A statistical model to assess the risk of communicable diseases associated with multiple exposures in healthcare settings
1 Hospices Civils de Lyon, Service d’Hygiène, Epidémiologie et Prévention, Unité Epidémiologie et Biomarqueurs de l’Infection, F-69437, Lyon, France
2 CNRS, UMR5558, Laboratoire de Biométrie et Biologie Evolutive, Equipe Epidémiologie et Santé Publique, Université de Lyon; Université Lyon 1, F-69100, Villeurbanne, France
3 Hospices Civils de Lyon, Service de Biostatistique, F-69003, Lyon, France
BMC Medical Research Methodology 2013, 13:26 doi:10.1186/1471-2288-13-26Published: 20 February 2013
The occurrence of communicable diseases (CD) depends on exposure to contagious persons. The effects of exposure to CD are delayed in time and contagious persons remain contagious for several days during which their contagiousness varies. Moreover when multiple exposures occur, it is difficult to know which exposure is associated with the CD.
A statistical model at the individual level is presented to estimate the risk of CD to patients, in healthcare settings, with multiple observed exposures to other patients and healthcare workers and unobserved exposures to unobserved or unobservable sources. The model explores the delayed effect of observed exposure, of source contagiousness and of unobserved exposure. It was applied to data on influenza-like illness (ILI) among patients in a university hospital during 3 influenza seasons: from 2004 to 2007. Over a total of 138,411 patients-days of follow-up, 64 incident ILI cases were observed among 21,519 patients at risk of ILI.

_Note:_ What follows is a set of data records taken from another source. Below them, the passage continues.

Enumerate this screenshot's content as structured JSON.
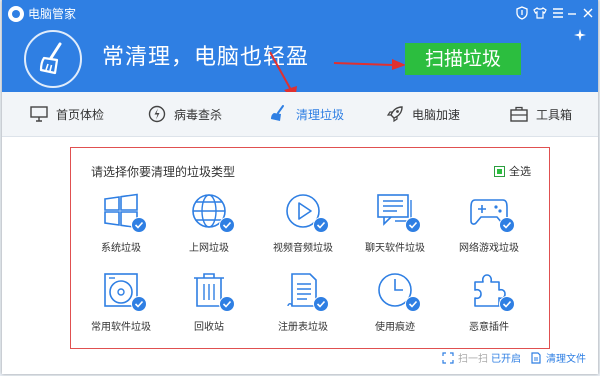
{
  "window": {
    "title": "电脑管家",
    "controls": [
      "shield-icon",
      "shirt-icon",
      "menu-icon",
      "minimize-icon",
      "close-icon"
    ]
  },
  "hero": {
    "slogan": "常清理，电脑也轻盈",
    "scan_button": "扫描垃圾"
  },
  "tabs": [
    {
      "label": "首页体检",
      "icon": "monitor-icon",
      "active": false
    },
    {
      "label": "病毒查杀",
      "icon": "shield-bolt-icon",
      "active": false
    },
    {
      "label": "清理垃圾",
      "icon": "broom-icon",
      "active": true
    },
    {
      "label": "电脑加速",
      "icon": "rocket-icon",
      "active": false
    },
    {
      "label": "工具箱",
      "icon": "toolbox-icon",
      "active": false
    }
  ],
  "panel": {
    "title": "请选择你要清理的垃圾类型",
    "select_all": "全选",
    "select_all_checked": true,
    "items": [
      {
        "label": "系统垃圾",
        "icon": "windows-icon",
        "checked": true
      },
      {
        "label": "上网垃圾",
        "icon": "globe-icon",
        "checked": true
      },
      {
        "label": "视频音频垃圾",
        "icon": "play-icon",
        "checked": true
      },
      {
        "label": "聊天软件垃圾",
        "icon": "chat-icon",
        "checked": true
      },
      {
        "label": "网络游戏垃圾",
        "icon": "gamepad-icon",
        "checked": true
      },
      {
        "label": "常用软件垃圾",
        "icon": "disc-icon",
        "checked": true
      },
      {
        "label": "回收站",
        "icon": "trash-icon",
        "checked": true
      },
      {
        "label": "注册表垃圾",
        "icon": "document-icon",
        "checked": true
      },
      {
        "label": "使用痕迹",
        "icon": "clock-icon",
        "checked": true
      },
      {
        "label": "恶意插件",
        "icon": "puzzle-icon",
        "checked": true
      }
    ]
  },
  "footer": {
    "scan_status": "扫一扫 已开启",
    "scan_status_prefix": "扫一扫",
    "scan_status_suffix": "已开启",
    "clean_files": "清理文件"
  },
  "colors": {
    "primary": "#2f7fe3",
    "accent_green": "#2cbe3f",
    "annotation_red": "#e03030"
  }
}
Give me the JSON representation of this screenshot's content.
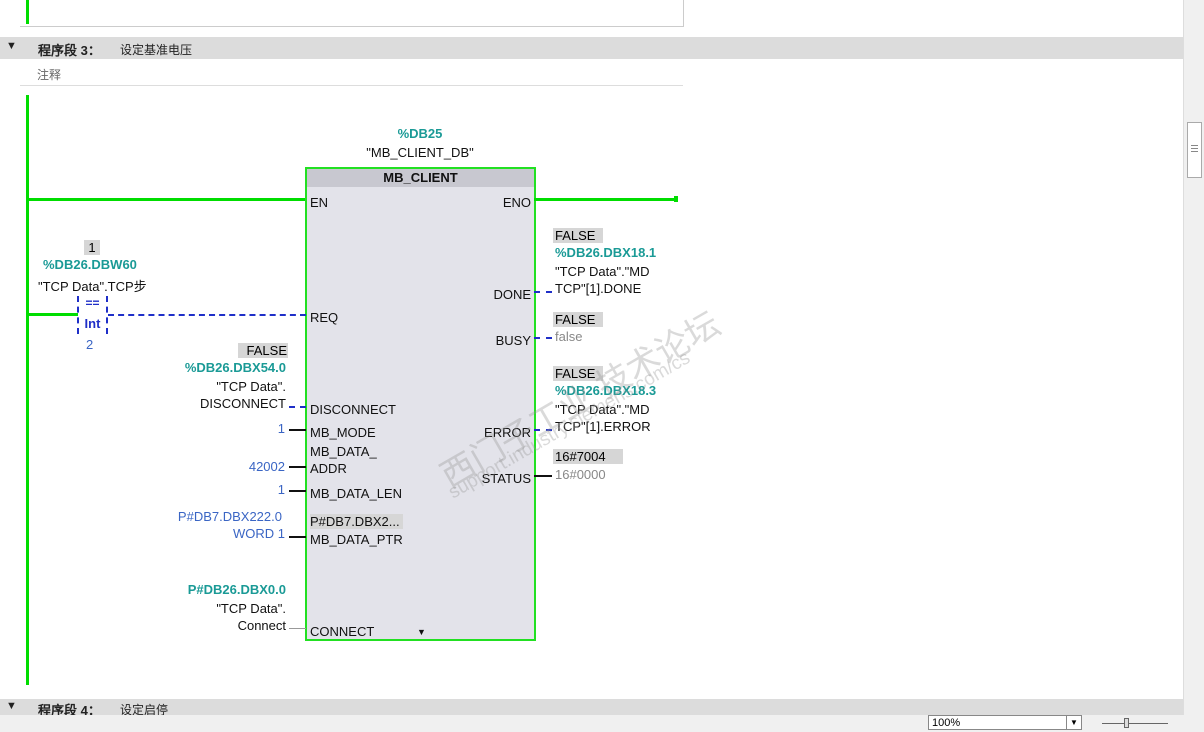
{
  "network3": {
    "label": "程序段 3：",
    "title": "设定基准电压",
    "comment": "注释"
  },
  "network4": {
    "label": "程序段 4：",
    "title": "设定启停"
  },
  "instance": {
    "db": "%DB25",
    "name": "\"MB_CLIENT_DB\""
  },
  "block": {
    "title": "MB_CLIENT",
    "pins": {
      "en": "EN",
      "eno": "ENO",
      "req": "REQ",
      "disconnect": "DISCONNECT",
      "mb_mode": "MB_MODE",
      "mb_data_addr_1": "MB_DATA_",
      "mb_data_addr_2": "ADDR",
      "mb_data_len": "MB_DATA_LEN",
      "mb_data_ptr": "MB_DATA_PTR",
      "connect": "CONNECT",
      "done": "DONE",
      "busy": "BUSY",
      "error": "ERROR",
      "status": "STATUS"
    },
    "ptr_preview": "P#DB7.DBX2..."
  },
  "compare": {
    "value": "1",
    "address": "%DB26.DBW60",
    "symbol": "\"TCP Data\".TCP步",
    "op": "==",
    "type": "Int",
    "operand2": "2"
  },
  "inputs": {
    "disconnect": {
      "state": "FALSE",
      "address": "%DB26.DBX54.0",
      "sym1": "\"TCP Data\".",
      "sym2": "DISCONNECT"
    },
    "mb_mode": "1",
    "mb_data_addr": "42002",
    "mb_data_len": "1",
    "mb_data_ptr": {
      "line1": "P#DB7.DBX222.0",
      "line2": "WORD 1"
    },
    "connect": {
      "address": "P#DB26.DBX0.0",
      "sym1": "\"TCP Data\".",
      "sym2": "Connect"
    }
  },
  "outputs": {
    "done": {
      "state": "FALSE",
      "address": "%DB26.DBX18.1",
      "sym1": "\"TCP Data\".\"MD",
      "sym2": "TCP\"[1].DONE"
    },
    "busy": {
      "state": "FALSE",
      "value": "false"
    },
    "error": {
      "state": "FALSE",
      "address": "%DB26.DBX18.3",
      "sym1": "\"TCP Data\".\"MD",
      "sym2": "TCP\"[1].ERROR"
    },
    "status": {
      "current": "16#7004",
      "value": "16#0000"
    }
  },
  "watermark": {
    "line1": "西门子工业  技术论坛",
    "line2": "support.industry.siemens.com/cs"
  },
  "zoom": {
    "value": "100%"
  }
}
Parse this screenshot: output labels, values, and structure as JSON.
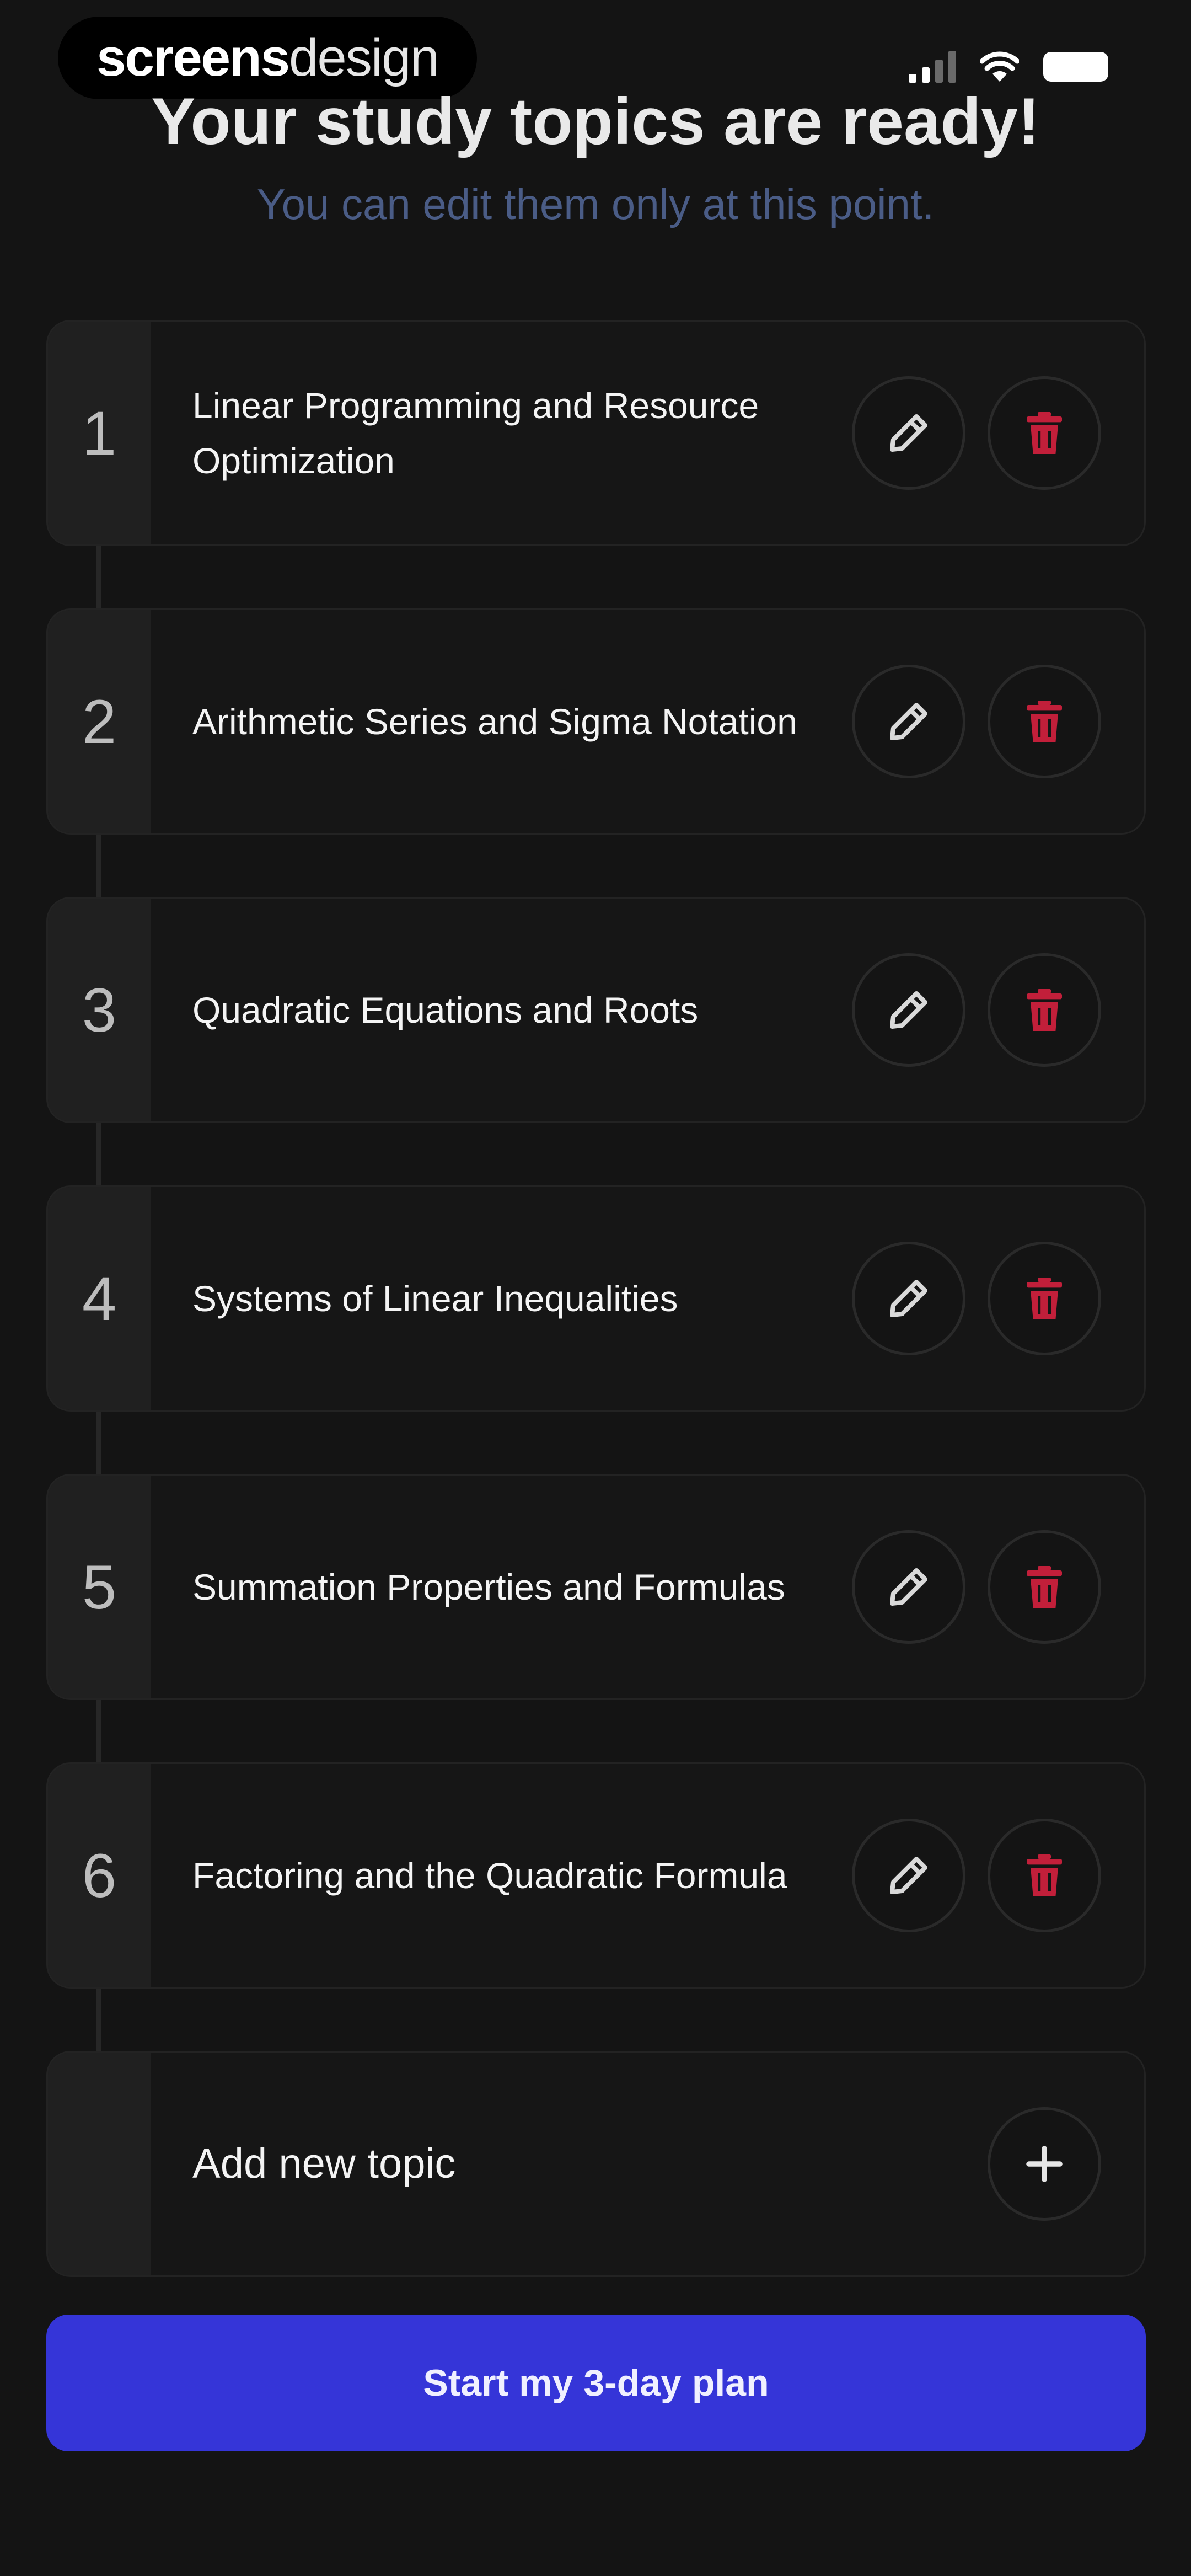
{
  "status_bar": {
    "brand_part1": "screens",
    "brand_part2": "design"
  },
  "header": {
    "title": "Your study topics are ready!",
    "subtitle": "You can edit them only at this point."
  },
  "topics": [
    {
      "number": "1",
      "label": "Linear Programming and Resource Optimization"
    },
    {
      "number": "2",
      "label": "Arithmetic Series and Sigma Notation"
    },
    {
      "number": "3",
      "label": "Quadratic Equations and Roots"
    },
    {
      "number": "4",
      "label": "Systems of Linear Inequalities"
    },
    {
      "number": "5",
      "label": "Summation Properties and Formulas"
    },
    {
      "number": "6",
      "label": "Factoring and the Quadratic Formula"
    }
  ],
  "add_topic": {
    "label": "Add new topic"
  },
  "cta": {
    "label": "Start my 3-day plan"
  },
  "icons": {
    "edit": "pencil-icon",
    "delete": "trash-icon",
    "add": "plus-icon"
  },
  "colors": {
    "background": "#141414",
    "accent": "#3535d8",
    "delete": "#c21f3a",
    "subtitle": "#4a5c86"
  }
}
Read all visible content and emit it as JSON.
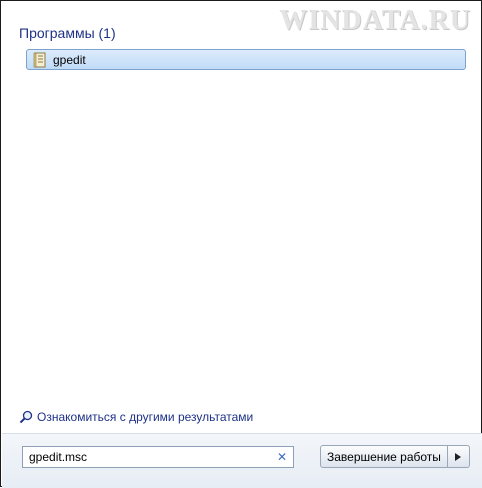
{
  "watermark": "WINDATA.RU",
  "results": {
    "group_title": "Программы (1)",
    "items": [
      {
        "label": "gpedit",
        "icon": "policy-document-icon"
      }
    ]
  },
  "see_more": {
    "label": "Ознакомиться с другими результатами",
    "icon": "magnifier-icon"
  },
  "search": {
    "value": "gpedit.msc",
    "clear_icon": "close-icon"
  },
  "shutdown": {
    "label": "Завершение работы",
    "arrow_icon": "triangle-right-icon"
  },
  "colors": {
    "link_blue": "#1e3287",
    "selection_fill": "#c1dcf7",
    "selection_border": "#7da2ce"
  }
}
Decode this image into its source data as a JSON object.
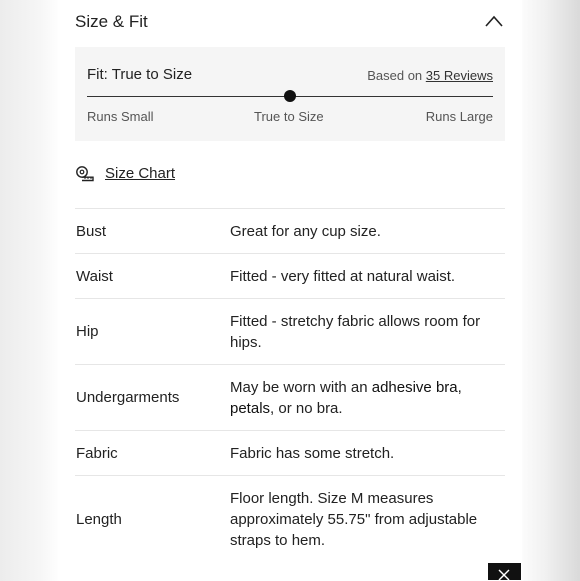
{
  "header": {
    "title": "Size & Fit"
  },
  "fit": {
    "title": "Fit: True to Size",
    "based_on_prefix": "Based on",
    "reviews_link": "35 Reviews",
    "scale_position": 0.5,
    "scale_labels": {
      "small": "Runs Small",
      "true": "True to Size",
      "large": "Runs Large"
    }
  },
  "size_chart": {
    "label": "Size Chart",
    "icon": "measuring-tape-icon"
  },
  "specs": [
    {
      "key": "Bust",
      "value": "Great for any cup size."
    },
    {
      "key": "Waist",
      "value": "Fitted - very fitted at natural waist."
    },
    {
      "key": "Hip",
      "value": "Fitted - stretchy fabric allows room for hips."
    },
    {
      "key": "Undergarments",
      "value_parts": [
        "May be worn with an ",
        "adhesive bra",
        ", ",
        "petals",
        ", or no bra."
      ]
    },
    {
      "key": "Fabric",
      "value": "Fabric has some stretch."
    },
    {
      "key": "Length",
      "value": "Floor length. Size M measures approximately 55.75\" from adjustable straps to hem."
    }
  ]
}
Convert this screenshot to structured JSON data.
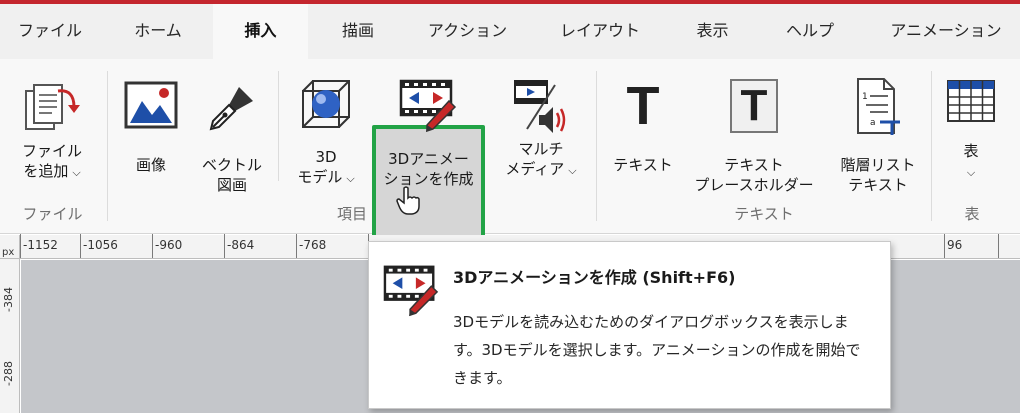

The ILI risk per 10,000 patients-days associated with observed exposure was about 129.1 (95% Credible Interval (CrI): 84.5, 182.9) and was associated at 72% with exposures to patients or healthcare workers 1 day earlier and at 41% with the 1st day of source contagiousness. The ILI risk associated with unobserved exposure was 0.8 (95% CrI: 0.3, 1.6) per 10,000 patients-days in non-epidemic situation in the community and 4.3 (95% CrI: 0.4, 11.0) in epidemic situation.
The model could be an interesting epidemiological tool to further assess the relative contributions of observed and unobserved exposures to CD risk in healthcare settings.